Tell us about your current research?
Our laboratory presently focuses on a deadliest subtype of pediatric acute myeloid leukemia (AML). Although AML impacts all ages, AML with the ETO2-GLIS2 fusion oncoprotein is a unique entity of early childhood (< 3 years). Infants and young children with this type of AML have among the worst outcomes of all pediatric AML subtypes. The fusion between ETO2 and GLIS2 occurs due to an inversion event at chromosome16, which is not detected by routine cytogenetics and thus must be specifically sought by fluorescent in-situ hybridization technique or molecular studies, likely explaining its late and recent discovery. Whole genome sequencing studies have failed to identify additional second hit coding gene mutations in these cases and the overall mutational burden is among the lowest of all human cancers.
In contrast, laboratory stem-cell models show that introduction of the fusion alone is sufficient for malignant transformation. Thus, ETO2-GLIS2 AML is suspected to be critically supported by epigenetic mechanisms, however these have not been adequately investigated. Previous literature suggests that ETO2-GLIS2 induce havoc changes in chromatin architecture and preferentially activates H3K27ac marked chromatin at atypical (neo) gene loci, which are defined as super-enhancers (SE) that are supportive of sustenance of leukemic gene expression.
Based on previous literature and our preliminary data, we identified that mediator (MED) 12 like (MED12L) protein is epigenetically enhanced and overexpressed in ETO2-GLIS2 positive AML subgroup, and co-upregulated with CDK8 of the MED-kinase module. Given ETO2-GLIS2 and MED12L mutually occupies the neo-SE element, and MED proteins aid in formation and sustenance of SE activities in cancer, we aim to investigate the (1) MED12L interactions with ETO2-GLIS2 bound or unbound to SE associated proteins and determine (2) whether epigenetic perturbations of MED12L can impair aberrant transcriptional machinery and overall leukemic growth. Our studies are expected to develop novel insights into changes in chromatin architecture and mediator-enhancer mechanisms, favoring leukemic growth, which may be relevant to other AML subtypes and hematological malignancies.
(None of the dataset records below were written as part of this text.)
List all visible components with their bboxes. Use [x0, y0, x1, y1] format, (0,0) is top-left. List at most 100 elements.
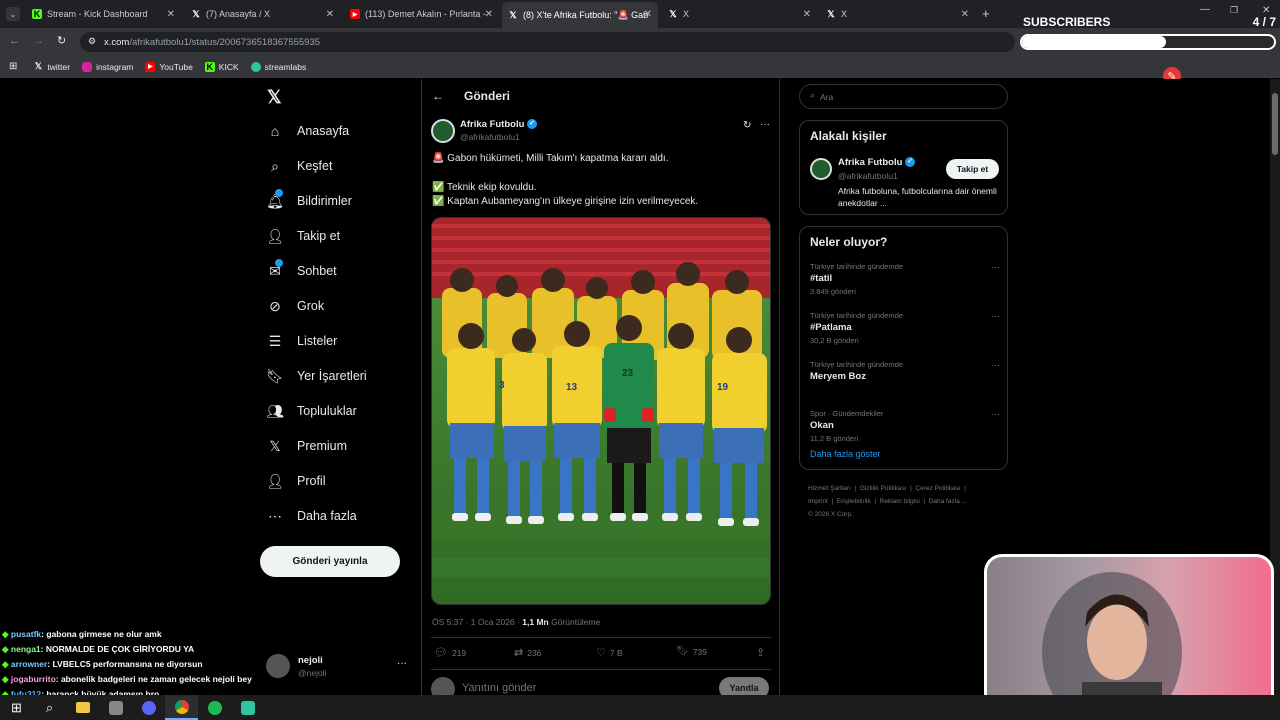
app-icon[interactable] — [99, 695, 132, 720]
more-icon[interactable]: ··· — [397, 658, 407, 669]
bookmark-twitter[interactable]: 𝕏twitter — [33, 61, 70, 72]
trend-item[interactable]: Türkiye tarihinde gündemde #Patlama 30,2 B… — [810, 311, 1000, 345]
streaming-app-icon[interactable] — [231, 695, 264, 720]
author-name[interactable]: Afrika Futbolu ✓ — [460, 119, 538, 130]
home-icon: ⌂ — [270, 123, 280, 139]
grok-icon[interactable]: ↻ — [743, 120, 751, 131]
browser-tab[interactable]: ▶ (113) Demet Akalın - Pırlanta - ✕ — [344, 4, 499, 24]
footer-link[interactable]: Gizlilik Politikası — [860, 485, 907, 492]
reload-icon[interactable]: ↻ — [57, 34, 66, 47]
search-icon[interactable]: ⌕ — [33, 695, 66, 720]
discord-icon[interactable] — [132, 695, 165, 720]
trend-more-icon[interactable]: ··· — [991, 409, 1000, 419]
trend-item[interactable]: Türkiye tarihinde gündemde Meryem Boz ··· — [810, 360, 1000, 385]
search-box[interactable]: ⌕ Ara — [799, 84, 1008, 109]
footer-link[interactable]: Çerez Politikası — [915, 485, 960, 492]
repost-icon: ⇄ — [514, 647, 524, 659]
verified-icon: ✓ — [905, 157, 916, 168]
trend-item[interactable]: Türkiye tarihinde gündemde #tatil 3.849 gö… — [810, 262, 1000, 296]
chat-text: : LVBELC5 performansına ne diyorsun — [47, 659, 203, 669]
reply-button[interactable]: Yanıtla — [719, 677, 769, 695]
tab-search-button[interactable]: ⌄ — [6, 7, 20, 21]
nav-item-communities[interactable]: 👥︎ Topluluklar — [266, 403, 357, 419]
apps-icon[interactable]: ⊞ — [9, 61, 17, 72]
browser-tab[interactable]: 𝕏 X ✕ — [662, 4, 817, 24]
scrollbar-thumb[interactable] — [1272, 93, 1278, 155]
post-button[interactable]: Gönderi yayınla — [260, 546, 400, 577]
browser-tab[interactable]: 𝕏 X ✕ — [820, 4, 975, 24]
forward-icon[interactable]: → — [33, 35, 44, 47]
trend-item[interactable]: Spor · Gündemdekiler Okan 11,2 B gönderi ··… — [810, 409, 1000, 443]
footer-link[interactable]: Hizmet Şartları — [808, 485, 851, 492]
nav-item-premium[interactable]: 𝕏 Premium — [267, 438, 347, 454]
author-avatar[interactable] — [431, 119, 455, 143]
youtube-icon: ▶ — [350, 9, 360, 19]
trend-more-icon[interactable]: ··· — [991, 262, 1000, 272]
windows-start-icon[interactable]: ⊞ — [0, 695, 33, 720]
related-avatar[interactable] — [810, 158, 832, 180]
nav-item-messages[interactable]: ✉ Sohbet — [267, 259, 337, 279]
chat-username[interactable]: nenga1 — [11, 644, 41, 654]
footer-link[interactable]: Erişilebilirlik — [837, 498, 871, 505]
chrome-icon[interactable] — [165, 695, 198, 720]
post-more-icon[interactable]: ··· — [760, 119, 770, 130]
show-more-link[interactable]: Daha fazla göster — [810, 449, 881, 459]
browser-tab[interactable]: K Stream - Kick Dashboard ✕ — [26, 4, 181, 24]
browser-tab[interactable]: 𝕏 (7) Anasayfa / X ✕ — [185, 4, 340, 24]
footer-link[interactable]: Imprint — [808, 498, 828, 505]
close-icon[interactable]: ✕ — [485, 9, 493, 20]
back-icon[interactable]: ← — [9, 35, 20, 47]
spotify-icon[interactable] — [198, 695, 231, 720]
author-handle: @afrikafutbolu1 — [460, 132, 520, 142]
nav-item-more[interactable]: ⋯ Daha fazla — [267, 508, 357, 524]
bookmark-instagram[interactable]: instagram — [82, 61, 133, 72]
post-image[interactable]: 3 13 19 23 — [431, 217, 771, 605]
site-info-icon[interactable]: ⚙ — [88, 36, 96, 47]
footer-link[interactable]: Daha fazla ... — [929, 498, 967, 505]
divider — [431, 669, 771, 670]
close-icon[interactable]: ✕ — [167, 9, 175, 20]
x-icon: 𝕏 — [827, 8, 835, 19]
nav-item-home[interactable]: ⌂ Anasayfa — [267, 123, 349, 139]
trend-more-icon[interactable]: ··· — [991, 311, 1000, 321]
new-tab-button[interactable]: + — [982, 6, 990, 21]
repost-action[interactable]: ⇄ 236 — [514, 646, 541, 659]
close-icon[interactable]: ✕ — [961, 9, 969, 20]
share-icon[interactable]: ⇪ — [756, 646, 765, 659]
browser-tab-active[interactable]: 𝕏 (8) X'te Afrika Futbolu: "🚨 Gab ✕ — [502, 2, 658, 28]
nav-item-lists[interactable]: ☰ Listeler — [267, 333, 338, 349]
footer-link[interactable]: Reklam bilgisi — [880, 498, 920, 505]
close-icon[interactable]: ✕ — [644, 9, 652, 20]
trend-more-icon[interactable]: ··· — [991, 360, 1000, 370]
follow-button[interactable]: Takip et — [946, 159, 999, 179]
trend-meta: Spor · Gündemdekiler — [810, 409, 884, 418]
bookmark-youtube[interactable]: ▶ YouTube — [145, 61, 193, 72]
reply-action[interactable]: 💬︎ 219 — [434, 646, 466, 659]
search-icon: ⌕ — [810, 90, 816, 100]
nav-item-bookmarks[interactable]: 🔖︎ Yer İşaretleri — [266, 368, 367, 384]
bookmark-action[interactable]: 🔖︎ 739 — [676, 646, 707, 657]
like-action[interactable]: ♡ 7 B — [596, 646, 623, 659]
nav-item-grok[interactable]: ⊘ Grok — [267, 298, 324, 314]
nav-item-explore[interactable]: ⌕ Keşfet — [267, 158, 332, 174]
account-name: nejoli — [298, 655, 323, 666]
reply-input[interactable]: Yanıtını gönder — [462, 682, 536, 694]
nav-item-notifications[interactable]: 🔔︎ Bildirimler — [266, 189, 352, 209]
account-switcher[interactable]: nejoli @nejoli ··· — [266, 652, 416, 680]
close-icon[interactable]: ✕ — [803, 9, 811, 20]
x-logo-icon[interactable]: 𝕏 — [267, 87, 282, 108]
nav-item-follow[interactable]: 👤︎ Takip et — [266, 228, 340, 244]
chat-username[interactable]: jogaburrito — [11, 674, 56, 684]
post-timestamp[interactable]: ÖS 5:37 · 1 Oca 2026 · 1,1 Mn Görüntülem… — [432, 617, 600, 627]
related-name[interactable]: Afrika Futbolu ✓ — [838, 157, 916, 168]
file-explorer-icon[interactable] — [66, 695, 99, 720]
nav-item-profile[interactable]: 👤︎ Profil — [266, 473, 325, 489]
chat-username[interactable]: arrowner — [11, 659, 47, 669]
bookmark-kick[interactable]: K KICK — [204, 61, 239, 72]
url-field[interactable]: ⚙ x.com/afrikafutbolu1/status/2006736518… — [80, 32, 1015, 52]
subscriber-goal-overlay: SUBSCRIBERS 4 / 7 — [1018, 12, 1276, 52]
chat-username[interactable]: pusatfk — [11, 629, 41, 639]
back-arrow-icon[interactable]: ← — [432, 89, 444, 103]
bookmark-streamlabs[interactable]: streamlabs — [250, 61, 306, 72]
close-icon[interactable]: ✕ — [326, 9, 334, 20]
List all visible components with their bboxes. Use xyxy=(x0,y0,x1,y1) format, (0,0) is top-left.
A native of Calcutta, India, Dr. Choudhury earned bachelor’s and master’s degrees from the University of Calcutta. He received a Ph.D. in biotechnology from the Indian Statistical Institute, during which time he received multiple senior research fellowship awards and a postdoctoral fellowship in nano science and technology. In 2013, he was awarded a three-year postdoctoral fellowship from the W.M KECK Foundation at Purdue University to study in the laboratory of Professor Joseph Irudayaraj. He joined the UAMS Myeloma Center as a research associate in 2013 and was promoted to assistant professor in the Department of Pediatrics in 2020. He is a member of the Cancer Institute’s Cancer Biology Research Group. He received a 2020-2021 UAMS Seeds of Science Award. His work is widely published in such journals as Blood Cancer Journal, Cancers, Cancer Research Cells, Journal of Hematology & Oncology, Scientifics Reports, and Oncotarget.